Konstantin: EAR project is interesting. For example from that perspective, this is all just assembly. Physical path to deploy path mappings is all that we are setting up. Once we get into the module projects, we have other considerations to handle.

Jason: Before we start honing in all of the other modules and their problems, do we have anything else to cover about the EAR?

Rob: When we have the advanced button, is that only to add some other type of references? Or are there other things?

Jason: I think that advanced is really where anything that is extended- doesn't come from the core- should show up.

Rob: There are other things that could be added through the Advanced button- is it any type of virtual reference that can be added?

Konstantin: We need to back off on that. We need a seperate way to handle things that are virtual references.

Jason: The advanced button could return one of these, even though it is not returning a virtual reference within the component file.

Konstantin: So there are two models- the assembly record model (for the component file) - every thing returned by that model is a derivative of the assembly record. And then we will rebuild the virtual component over this new model.

Jason: We don't need a new model.

Konstantin: There are two aspects of the virtual component 1) ... and 2) resource mappings. (Which are useful when you try to put together the jar, but not here.)

Rob: Perhaps we chain up a bunch of operations, and when they click apply all of these things happen. For instance, you can't do virtual references for projects that are not java projects- there is no way to make them into virtual components.

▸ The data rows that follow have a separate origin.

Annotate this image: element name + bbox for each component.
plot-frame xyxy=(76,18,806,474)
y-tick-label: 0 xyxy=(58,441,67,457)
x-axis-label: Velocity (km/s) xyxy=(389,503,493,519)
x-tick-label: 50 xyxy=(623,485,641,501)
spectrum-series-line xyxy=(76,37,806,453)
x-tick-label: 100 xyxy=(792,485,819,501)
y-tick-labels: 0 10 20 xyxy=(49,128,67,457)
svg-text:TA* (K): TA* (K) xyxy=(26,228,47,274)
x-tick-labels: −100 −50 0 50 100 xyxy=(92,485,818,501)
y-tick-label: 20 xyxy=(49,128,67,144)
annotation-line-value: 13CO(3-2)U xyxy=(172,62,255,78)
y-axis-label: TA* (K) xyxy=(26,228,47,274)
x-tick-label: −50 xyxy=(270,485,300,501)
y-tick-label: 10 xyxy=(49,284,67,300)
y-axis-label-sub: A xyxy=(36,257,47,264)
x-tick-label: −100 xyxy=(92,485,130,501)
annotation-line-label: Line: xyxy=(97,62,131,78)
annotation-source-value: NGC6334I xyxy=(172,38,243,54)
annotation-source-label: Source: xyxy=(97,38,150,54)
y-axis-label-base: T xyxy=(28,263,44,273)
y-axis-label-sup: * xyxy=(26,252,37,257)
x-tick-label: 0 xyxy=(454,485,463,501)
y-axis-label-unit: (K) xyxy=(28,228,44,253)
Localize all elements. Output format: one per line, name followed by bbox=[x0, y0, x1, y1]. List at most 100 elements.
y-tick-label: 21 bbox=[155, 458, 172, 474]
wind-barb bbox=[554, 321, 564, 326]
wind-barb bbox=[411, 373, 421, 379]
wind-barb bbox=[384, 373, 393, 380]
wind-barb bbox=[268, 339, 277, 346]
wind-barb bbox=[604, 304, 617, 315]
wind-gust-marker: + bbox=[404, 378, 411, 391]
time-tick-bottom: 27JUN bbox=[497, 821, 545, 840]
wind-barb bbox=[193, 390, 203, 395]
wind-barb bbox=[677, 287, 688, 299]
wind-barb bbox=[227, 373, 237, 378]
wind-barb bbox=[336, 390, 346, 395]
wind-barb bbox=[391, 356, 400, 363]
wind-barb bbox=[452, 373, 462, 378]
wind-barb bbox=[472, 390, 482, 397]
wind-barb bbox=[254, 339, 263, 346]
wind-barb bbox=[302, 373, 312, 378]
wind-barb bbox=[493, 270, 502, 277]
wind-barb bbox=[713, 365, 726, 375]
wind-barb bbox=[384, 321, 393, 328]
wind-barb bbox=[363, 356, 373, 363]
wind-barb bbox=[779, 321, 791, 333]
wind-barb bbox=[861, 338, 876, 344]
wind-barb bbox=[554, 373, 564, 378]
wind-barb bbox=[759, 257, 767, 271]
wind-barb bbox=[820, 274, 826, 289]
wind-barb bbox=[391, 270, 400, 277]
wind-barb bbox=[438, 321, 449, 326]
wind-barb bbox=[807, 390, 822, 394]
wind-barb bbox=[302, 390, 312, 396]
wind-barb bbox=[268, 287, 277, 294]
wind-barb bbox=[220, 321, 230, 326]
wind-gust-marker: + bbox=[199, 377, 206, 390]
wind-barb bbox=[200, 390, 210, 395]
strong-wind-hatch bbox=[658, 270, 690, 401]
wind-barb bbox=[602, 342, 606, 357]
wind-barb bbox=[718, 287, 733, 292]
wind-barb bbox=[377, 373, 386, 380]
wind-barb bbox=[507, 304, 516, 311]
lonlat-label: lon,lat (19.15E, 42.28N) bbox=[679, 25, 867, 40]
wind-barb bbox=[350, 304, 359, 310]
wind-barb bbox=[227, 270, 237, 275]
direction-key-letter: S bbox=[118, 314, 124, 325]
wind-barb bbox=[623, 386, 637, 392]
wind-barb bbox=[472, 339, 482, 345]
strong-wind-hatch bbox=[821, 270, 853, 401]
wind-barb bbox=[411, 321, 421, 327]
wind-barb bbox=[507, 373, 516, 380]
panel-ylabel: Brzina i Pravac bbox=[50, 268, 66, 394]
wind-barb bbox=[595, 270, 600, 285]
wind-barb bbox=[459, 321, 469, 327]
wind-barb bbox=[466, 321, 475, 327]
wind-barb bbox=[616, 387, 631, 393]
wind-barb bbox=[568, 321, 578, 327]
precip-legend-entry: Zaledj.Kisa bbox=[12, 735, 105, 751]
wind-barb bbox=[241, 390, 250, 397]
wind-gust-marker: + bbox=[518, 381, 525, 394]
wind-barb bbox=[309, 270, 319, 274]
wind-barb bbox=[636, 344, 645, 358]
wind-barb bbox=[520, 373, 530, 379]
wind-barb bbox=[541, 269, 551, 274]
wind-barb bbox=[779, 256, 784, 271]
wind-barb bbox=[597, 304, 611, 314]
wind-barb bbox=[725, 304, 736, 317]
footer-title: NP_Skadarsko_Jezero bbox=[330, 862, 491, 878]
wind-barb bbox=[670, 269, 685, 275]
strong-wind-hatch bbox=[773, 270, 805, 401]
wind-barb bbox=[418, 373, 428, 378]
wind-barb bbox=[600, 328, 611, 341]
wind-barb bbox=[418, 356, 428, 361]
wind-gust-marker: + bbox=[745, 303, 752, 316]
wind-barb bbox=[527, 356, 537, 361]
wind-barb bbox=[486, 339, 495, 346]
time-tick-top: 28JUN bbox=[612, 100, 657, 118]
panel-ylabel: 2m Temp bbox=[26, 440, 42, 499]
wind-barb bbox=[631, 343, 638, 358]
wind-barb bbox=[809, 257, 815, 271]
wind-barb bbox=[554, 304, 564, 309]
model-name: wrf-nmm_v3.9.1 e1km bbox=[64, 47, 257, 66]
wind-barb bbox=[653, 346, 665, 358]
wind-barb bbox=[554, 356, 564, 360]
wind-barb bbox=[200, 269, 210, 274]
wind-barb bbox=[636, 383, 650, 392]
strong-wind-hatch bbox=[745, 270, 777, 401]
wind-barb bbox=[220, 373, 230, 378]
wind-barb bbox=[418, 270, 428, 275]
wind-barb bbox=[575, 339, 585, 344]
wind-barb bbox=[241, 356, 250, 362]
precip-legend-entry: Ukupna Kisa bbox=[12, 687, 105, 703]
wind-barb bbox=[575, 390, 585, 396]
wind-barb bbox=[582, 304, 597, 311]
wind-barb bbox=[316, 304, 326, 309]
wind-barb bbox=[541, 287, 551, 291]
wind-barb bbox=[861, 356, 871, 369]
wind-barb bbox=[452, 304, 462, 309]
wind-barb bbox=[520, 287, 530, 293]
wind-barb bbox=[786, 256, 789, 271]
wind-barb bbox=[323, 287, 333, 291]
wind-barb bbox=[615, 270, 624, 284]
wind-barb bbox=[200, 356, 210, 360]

Konstantin: If you go to write a smart publisher that follows smart links that the server can understand, it would be extremely useful for those publishers to have another model that they can load up, instead of having to open the component file with the DOM editor. (Virtual component is too abstract- the API isn't there to do what we need)

Konstantin: Should we still try to resolve the 2/3 column issue and their column headers?

Jason: 2 columns

Angel: I can see what we want with the two columns, but I can see advantages to the three columns, if the entries are really long. Have we even considered the way that JDT does it for the Java Build Path? (The way that they organize it in a tree view- the library tab)

Konstantin: The situation there is a little different- there you care about the content that is nested. We care about the mapping, so a table is moreso what we need. If we have the three columns, what would we put for the name of a folder in the first column?

General discussion about the way to generate/fill in names for resources & folders

Konstantin: We can make the three columns work, and there are situations where it makes a lot more sense to just have two.